Follow Through

Since falling out of academia, I’ve had trouble with follow through. I have great ideas, then I think, “Why bother? I have no means of getting my ideas out there.” It’s a huge problem for me. I’m sure it’s a huge problem for lots of people. But without audiences and deadlines and some sort of creative/intellectual exchange, how is it functionally different to just think through a musical idea rather than thinking through the idea and actually bothering to write it down?

Once you feel you’ve gotten all the intellectual fulfillment you’re going to get from the meta-composition, how do you make yourself follow through? It’s easy to fall into the trap of just thinking things through and then jumping to the next meta-composition. I’ve got an obscene quantity of meta-compositions stacking up on my back burner. They’re probably creating a fire hazard at this point.

Obviously, I know why I should bother. I really love what I do. Plus the act of actually writing the thing down really solidifies it. There’s feedback between the executed composition and the meta composition. In the end, you end up someplace different from where you started. If you’re lucky you learn something from the process. And on top of that, there might at some point be a performance opportunity; that complete lack of audience is illusory. Still, the lure of the next meta-composition is just so shiny. And it combines unhealthily with a perceived lack of audience.

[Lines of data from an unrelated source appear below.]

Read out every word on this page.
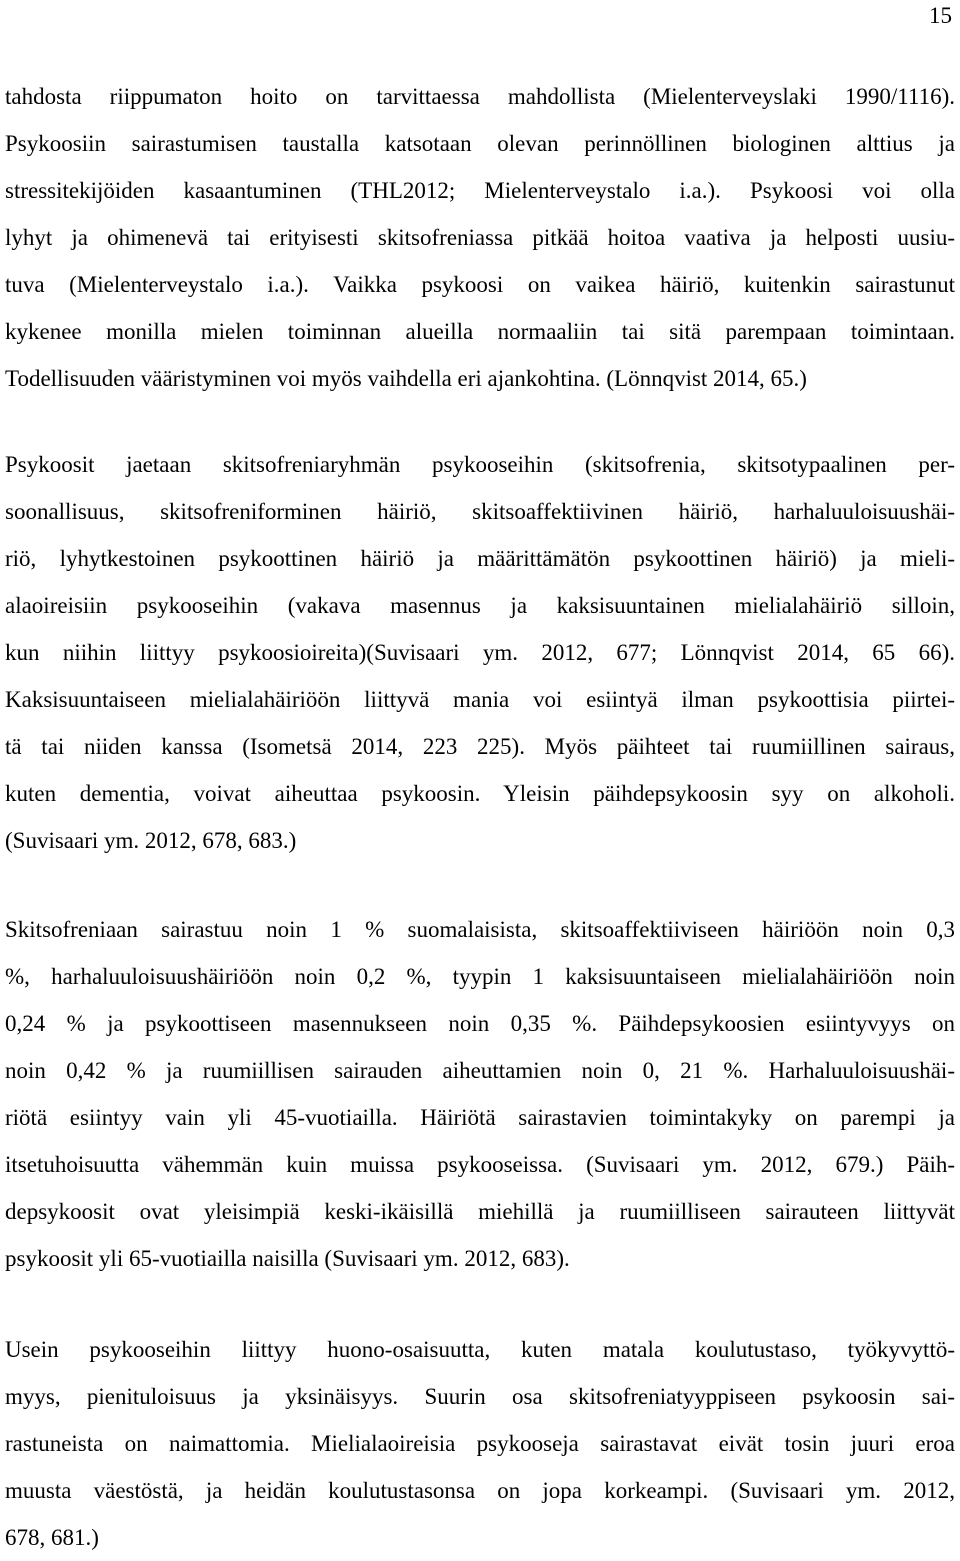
15
tahdosta riippumaton hoito on tarvittaessa mahdollista (Mielenterveyslaki 1990/1116).
Psykoosiin sairastumisen taustalla katsotaan olevan perinnöllinen biologinen alttius ja
stressitekijöiden kasaantuminen (THL2012; Mielenterveystalo i.a.). Psykoosi voi olla
lyhyt ja ohimenevä tai erityisesti skitsofreniassa pitkää hoitoa vaativa ja helposti uusiu-
tuva (Mielenterveystalo i.a.). Vaikka psykoosi on vaikea häiriö, kuitenkin sairastunut
kykenee monilla mielen toiminnan alueilla normaaliin tai sitä parempaan toimintaan.
Todellisuuden vääristyminen voi myös vaihdella eri ajankohtina. (Lönnqvist 2014, 65.)
Psykoosit jaetaan skitsofreniaryhmän psykooseihin (skitsofrenia, skitsotypaalinen per-
soonallisuus, skitsofreniforminen häiriö, skitsoaffektiivinen häiriö, harhaluuloisuushäi-
riö, lyhytkestoinen psykoottinen häiriö ja määrittämätön psykoottinen häiriö) ja mieli-
alaoireisiin psykooseihin (vakava masennus ja kaksisuuntainen mielialahäiriö silloin,
kun niihin liittyy psykoosioireita)(Suvisaari ym. 2012, 677; Lönnqvist 2014, 65 66).
Kaksisuuntaiseen mielialahäiriöön liittyvä mania voi esiintyä ilman psykoottisia piirtei-
tä tai niiden kanssa (Isometsä 2014, 223 225). Myös päihteet tai ruumiillinen sairaus,
kuten dementia, voivat aiheuttaa psykoosin. Yleisin päihdepsykoosin syy on alkoholi.
(Suvisaari ym. 2012, 678, 683.)
Skitsofreniaan sairastuu noin 1 % suomalaisista, skitsoaffektiiviseen häiriöön noin 0,3
%, harhaluuloisuushäiriöön noin 0,2 %, tyypin 1 kaksisuuntaiseen mielialahäiriöön noin
0,24 % ja psykoottiseen masennukseen noin 0,35 %. Päihdepsykoosien esiintyvyys on
noin 0,42 % ja ruumiillisen sairauden aiheuttamien noin 0, 21 %. Harhaluuloisuushäi-
riötä esiintyy vain yli 45-vuotiailla. Häiriötä sairastavien toimintakyky on parempi ja
itsetuhoisuutta vähemmän kuin muissa psykooseissa. (Suvisaari ym. 2012, 679.) Päih-
depsykoosit ovat yleisimpiä keski-ikäisillä miehillä ja ruumiilliseen sairauteen liittyvät
psykoosit yli 65-vuotiailla naisilla (Suvisaari ym. 2012, 683).
Usein psykooseihin liittyy huono-osaisuutta, kuten matala koulutustaso, työkyvyttö-
myys, pienituloisuus ja yksinäisyys. Suurin osa skitsofreniatyyppiseen psykoosin sai-
rastuneista on naimattomia. Mielialaoireisia psykooseja sairastavat eivät tosin juuri eroa
muusta väestöstä, ja heidän koulutustasonsa on jopa korkeampi. (Suvisaari ym. 2012,
678, 681.)
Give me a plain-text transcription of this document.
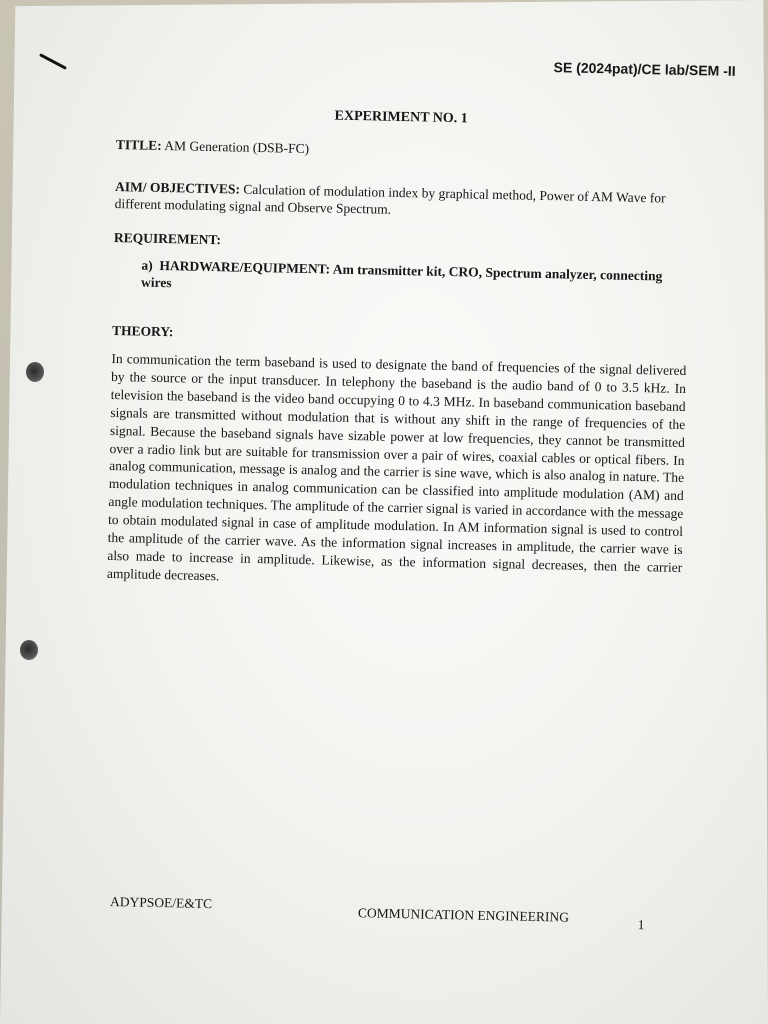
SE (2024pat)/CE lab/SEM -II
EXPERIMENT NO. 1
TITLE: AM Generation (DSB-FC)
AIM/ OBJECTIVES: Calculation of modulation index by graphical method, Power of AM Wave for different modulating signal and Observe Spectrum.
REQUIREMENT:
a) HARDWARE/EQUIPMENT: Am transmitter kit, CRO, Spectrum analyzer, connecting wires
THEORY:
In communication the term baseband is used to designate the band of frequencies of the signal delivered by the source or the input transducer. In telephony the baseband is the audio band of 0 to 3.5 kHz. In television the baseband is the video band occupying 0 to 4.3 MHz. In baseband communication baseband signals are transmitted without modulation that is without any shift in the range of frequencies of the signal. Because the baseband signals have sizable power at low frequencies, they cannot be transmitted over a radio link but are suitable for transmission over a pair of wires, coaxial cables or optical fibers. In analog communication, message is analog and the carrier is sine wave, which is also analog in nature. The modulation techniques in analog communication can be classified into amplitude modulation (AM) and angle modulation techniques. The amplitude of the carrier signal is varied in accordance with the message to obtain modulated signal in case of amplitude modulation. In AM information signal is used to control the amplitude of the carrier wave. As the information signal increases in amplitude, the carrier wave is also made to increase in amplitude. Likewise, as the information signal decreases, then the carrier amplitude decreases.
ADYPSOE/E&TC
COMMUNICATION ENGINEERING
1
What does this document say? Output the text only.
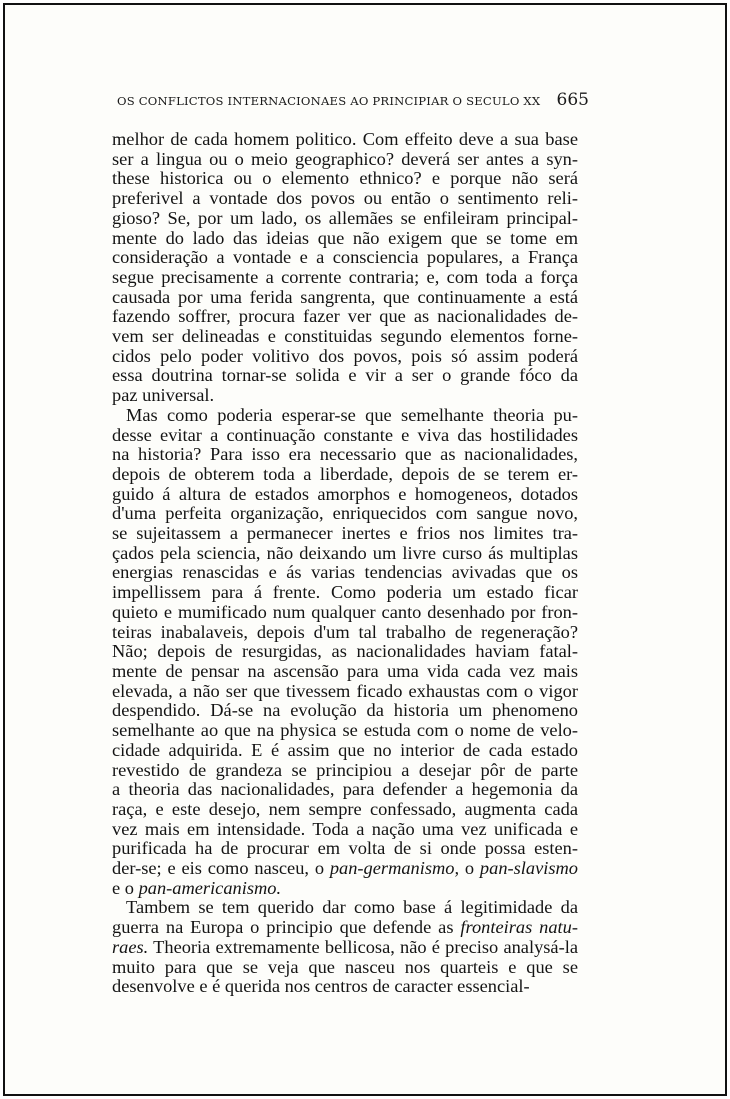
OS CONFLICTOS INTERNACIONAES AO PRINCIPIAR O SECULO XX 665
melhor de cada homem politico. Com effeito deve a sua base
ser a lingua ou o meio geographico? deverá ser antes a syn-
these historica ou o elemento ethnico? e porque não será
preferivel a vontade dos povos ou então o sentimento reli-
gioso? Se, por um lado, os allemães se enfileiram principal-
mente do lado das ideias que não exigem que se tome em
consideração a vontade e a consciencia populares, a França
segue precisamente a corrente contraria; e, com toda a força
causada por uma ferida sangrenta, que continuamente a está
fazendo soffrer, procura fazer ver que as nacionalidades de-
vem ser delineadas e constituidas segundo elementos forne-
cidos pelo poder volitivo dos povos, pois só assim poderá
essa doutrina tornar-se solida e vir a ser o grande fóco da
paz universal.
Mas como poderia esperar-se que semelhante theoria pu-
desse evitar a continuação constante e viva das hostilidades
na historia? Para isso era necessario que as nacionalidades,
depois de obterem toda a liberdade, depois de se terem er-
guido á altura de estados amorphos e homogeneos, dotados
d'uma perfeita organização, enriquecidos com sangue novo,
se sujeitassem a permanecer inertes e frios nos limites tra-
çados pela sciencia, não deixando um livre curso ás multiplas
energias renascidas e ás varias tendencias avivadas que os
impellissem para á frente. Como poderia um estado ficar
quieto e mumificado num qualquer canto desenhado por fron-
teiras inabalaveis, depois d'um tal trabalho de regeneração?
Não; depois de resurgidas, as nacionalidades haviam fatal-
mente de pensar na ascensão para uma vida cada vez mais
elevada, a não ser que tivessem ficado exhaustas com o vigor
despendido. Dá-se na evolução da historia um phenomeno
semelhante ao que na physica se estuda com o nome de velo-
cidade adquirida. E é assim que no interior de cada estado
revestido de grandeza se principiou a desejar pôr de parte
a theoria das nacionalidades, para defender a hegemonia da
raça, e este desejo, nem sempre confessado, augmenta cada
vez mais em intensidade. Toda a nação uma vez unificada e
purificada ha de procurar em volta de si onde possa esten-
der-se; e eis como nasceu, o pan-germanismo, o pan-slavismo
e o pan-americanismo.
Tambem se tem querido dar como base á legitimidade da
guerra na Europa o principio que defende as fronteiras natu-
raes. Theoria extremamente bellicosa, não é preciso analysá-la
muito para que se veja que nasceu nos quarteis e que se
desenvolve e é querida nos centros de caracter essencial-
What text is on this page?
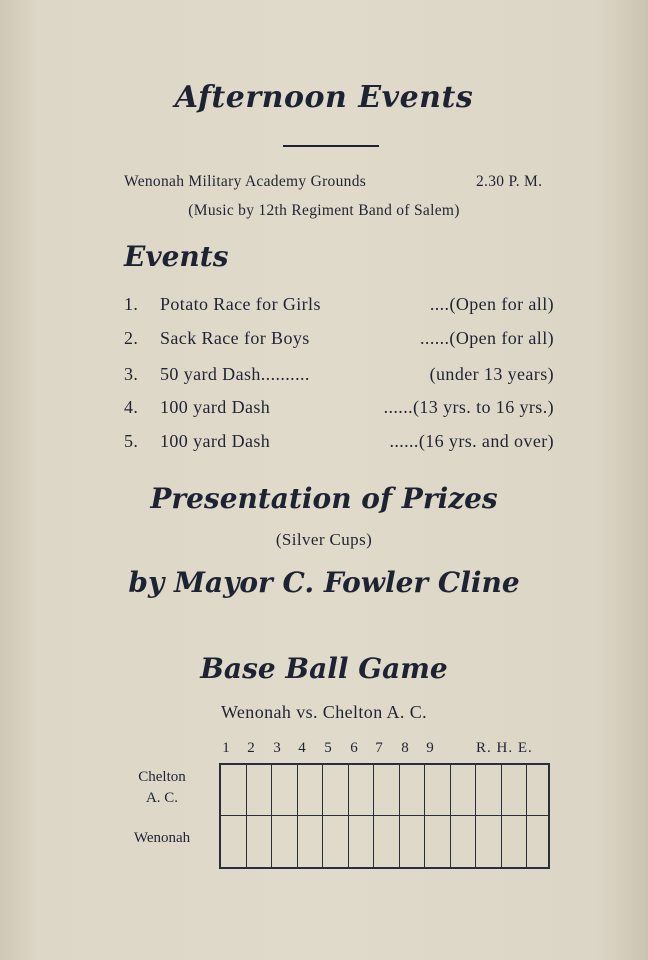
Afternoon Events
Wenonah Military Academy Grounds	2.30 P. M.
(Music by 12th Regiment Band of Salem)
Events
1. Potato Race for Girls	....(Open for all)
2. Sack Race for Boys	......(Open for all)
3. 50 yard Dash..........	(under 13 years)
4. 100 yard Dash	......(13 yrs. to 16 yrs.)
5. 100 yard Dash	......(16 yrs. and over)
Presentation of Prizes
(Silver Cups)
by Mayor C. Fowler Cline
Base Ball Game
Wenonah vs. Chelton A. C.
1	2	3	4	5	6	7	8	9	R. H. E.
Chelton
A. C.
Wenonah
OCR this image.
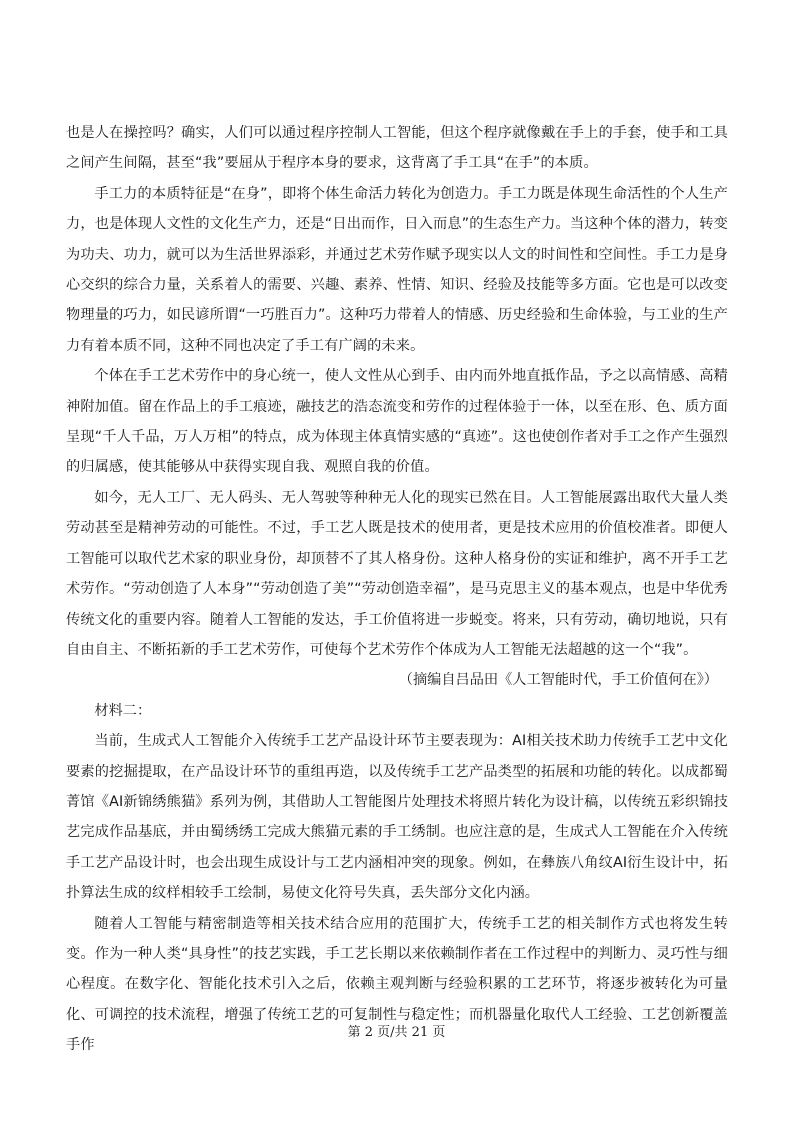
也是人在操控吗？确实，人们可以通过程序控制人工智能，但这个程序就像戴在手上的手套，使手和工具之间产生间隔，甚至“我”要屈从于程序本身的要求，这背离了手工具“在手”的本质。

手工力的本质特征是“在身”，即将个体生命活力转化为创造力。手工力既是体现生命活性的个人生产力，也是体现人文性的文化生产力，还是“日出而作，日入而息”的生态生产力。当这种个体的潜力，转变为功夫、功力，就可以为生活世界添彩，并通过艺术劳作赋予现实以人文的时间性和空间性。手工力是身心交织的综合力量，关系着人的需要、兴趣、素养、性情、知识、经验及技能等多方面。它也是可以改变物理量的巧力，如民谚所谓“一巧胜百力”。这种巧力带着人的情感、历史经验和生命体验，与工业的生产力有着本质不同，这种不同也决定了手工有广阔的未来。

个体在手工艺术劳作中的身心统一，使人文性从心到手、由内而外地直抵作品，予之以高情感、高精神附加值。留在作品上的手工痕迹，融技艺的浩态流变和劳作的过程体验于一体，以至在形、色、质方面呈现“千人千品，万人万相”的特点，成为体现主体真情实感的“真迹”。这也使创作者对手工之作产生强烈的归属感，使其能够从中获得实现自我、观照自我的价值。

如今，无人工厂、无人码头、无人驾驶等种种无人化的现实已然在目。人工智能展露出取代大量人类劳动甚至是精神劳动的可能性。不过，手工艺人既是技术的使用者，更是技术应用的价值校准者。即便人工智能可以取代艺术家的职业身份，却顶替不了其人格身份。这种人格身份的实证和维护，离不开手工艺术劳作。“劳动创造了人本身”“劳动创造了美”“劳动创造幸福”，是马克思主义的基本观点，也是中华优秀传统文化的重要内容。随着人工智能的发达，手工价值将进一步蜕变。将来，只有劳动，确切地说，只有自由自主、不断拓新的手工艺术劳作，可使每个艺术劳作个体成为人工智能无法超越的这一个“我”。

（摘编自吕品田《人工智能时代，手工价值何在》）

材料二：

当前，生成式人工智能介入传统手工艺产品设计环节主要表现为：AI相关技术助力传统手工艺中文化要素的挖掘提取，在产品设计环节的重组再造，以及传统手工艺产品类型的拓展和功能的转化。以成都蜀菁馆《AI新锦绣熊猫》系列为例，其借助人工智能图片处理技术将照片转化为设计稿，以传统五彩织锦技艺完成作品基底，并由蜀绣绣工完成大熊猫元素的手工绣制。也应注意的是，生成式人工智能在介入传统手工艺产品设计时，也会出现生成设计与工艺内涵相冲突的现象。例如，在彝族八角纹AI衍生设计中，拓扑算法生成的纹样相较手工绘制，易使文化符号失真，丢失部分文化内涵。

随着人工智能与精密制造等相关技术结合应用的范围扩大，传统手工艺的相关制作方式也将发生转变。作为一种人类“具身性”的技艺实践，手工艺长期以来依赖制作者在工作过程中的判断力、灵巧性与细心程度。在数字化、智能化技术引入之后，依赖主观判断与经验积累的工艺环节，将逐步被转化为可量化、可调控的技术流程，增强了传统工艺的可复制性与稳定性；而机器量化取代人工经验、工艺创新覆盖手作

第 2 页/共 21 页
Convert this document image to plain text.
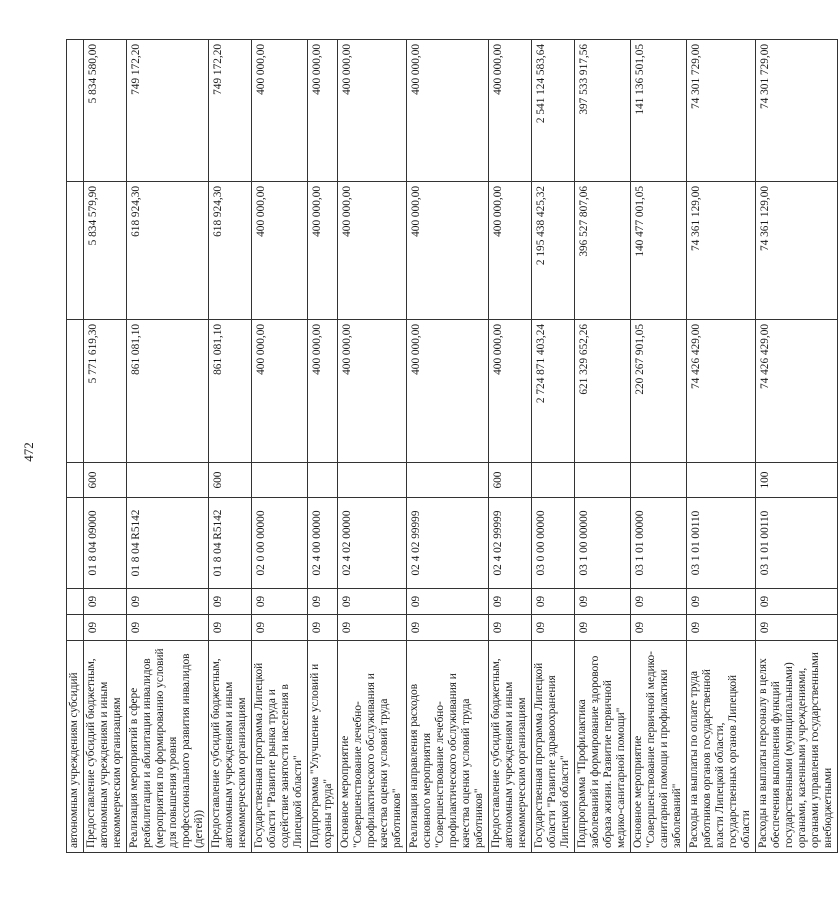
472
автономным учреждениям субсидий							
Предоставление субсидий бюджетным, автономным учреждениям и иным некоммерческим организациям	09	09	01 8 04 09000	600	5 771 619,30	5 834 579,90	5 834 580,00
Реализация мероприятий в сфере реабилитации и абилитации инвалидов (мероприятия по формированию условий для повышения уровня профессионального развития инвалидов (детей))	09	09	01 8 04 R5142		861 081,10	618 924,30	749 172,20
Предоставление субсидий бюджетным, автономным учреждениям и иным некоммерческим организациям	09	09	01 8 04 R5142	600	861 081,10	618 924,30	749 172,20
Государственная программа Липецкой области "Развитие рынка труда и содействие занятости населения в Липецкой области"	09	09	02 0 00 00000		400 000,00	400 000,00	400 000,00
Подпрограмма "Улучшение условий и охраны труда"	09	09	02 4 00 00000		400 000,00	400 000,00	400 000,00
Основное мероприятие "Совершенствование лечебно-профилактического обслуживания и качества оценки условий труда работников"	09	09	02 4 02 00000		400 000,00	400 000,00	400 000,00
Реализация направления расходов основного мероприятия "Совершенствование лечебно-профилактического обслуживания и качества оценки условий труда работников"	09	09	02 4 02 99999		400 000,00	400 000,00	400 000,00
Предоставление субсидий бюджетным, автономным учреждениям и иным некоммерческим организациям	09	09	02 4 02 99999	600	400 000,00	400 000,00	400 000,00
Государственная программа Липецкой области "Развитие здравоохранения Липецкой области"	09	09	03 0 00 00000		2 724 871 403,24	2 195 438 425,32	2 541 124 583,64
Подпрограмма "Профилактика заболеваний и формирование здорового образа жизни. Развитие первичной медико-санитарной помощи"	09	09	03 1 00 00000		621 329 652,26	396 527 807,06	397 533 917,56
Основное мероприятие "Совершенствование первичной медико-санитарной помощи и профилактики заболеваний"	09	09	03 1 01 00000		220 267 901,05	140 477 001,05	141 136 501,05
Расходы на выплаты по оплате труда работников органов государственной власти Липецкой области, государственных органов Липецкой области	09	09	03 1 01 00110		74 426 429,00	74 361 129,00	74 301 729,00
Расходы на выплаты персоналу в целях обеспечения выполнения функций государственными (муниципальными) органами, казенными учреждениями, органами управления государственными внебюджетными	09	09	03 1 01 00110	100	74 426 429,00	74 361 129,00	74 301 729,00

So to the vast quantity of readers who have accumulated since I began my blog just yesterday: Outside of a collegial environment of musical exchange and feedback, how do you motivate yourself to do the thing you love? I’m hoping the act of blogging will help push me towards execution.

2 thoughts on “Follow Through

  1. I hope that you have the follow-through to blog (fairly) regularly. Congrats on the new space.

    I feel that urge to not follow-through all the time. Recently, I heard of an interesting model of defeating procrastination. If you can get started, give yourself a 5:1 ratio of work:distraction. It supposedly makes the work actually work better, which itself then lends towards getting started at working better. In fact, I’m in my “1” right now, and I’ll probably be getting back to the “5” momentarily. My project: authoring a How To book (I’m nearing getting done with the larger half, if that makes any sense.) and maybe can even finish that off tonight. We’ll see.

    • That’s a pretty good model. I think it’s pretty crucial to break up the work one way or another. Otherwise your attention flags and you work more slowly and you have no fun. When I was working on my dissertation, I used to work until I couldn’t stand it then set a timer for 15 minutes and play video games. Then back to the dissertation. As the project progressed (or as I got to more infuriating parts of the project), the work until I couldn’t stand it dropped from fairly respectable chunks of time to something more like 2 minutes. I’m hoping the discrete doable task helps combat that. It’s less open ended than until-I-can’t-stand-it, and it should reinforce actually working with a sense of accomplishment.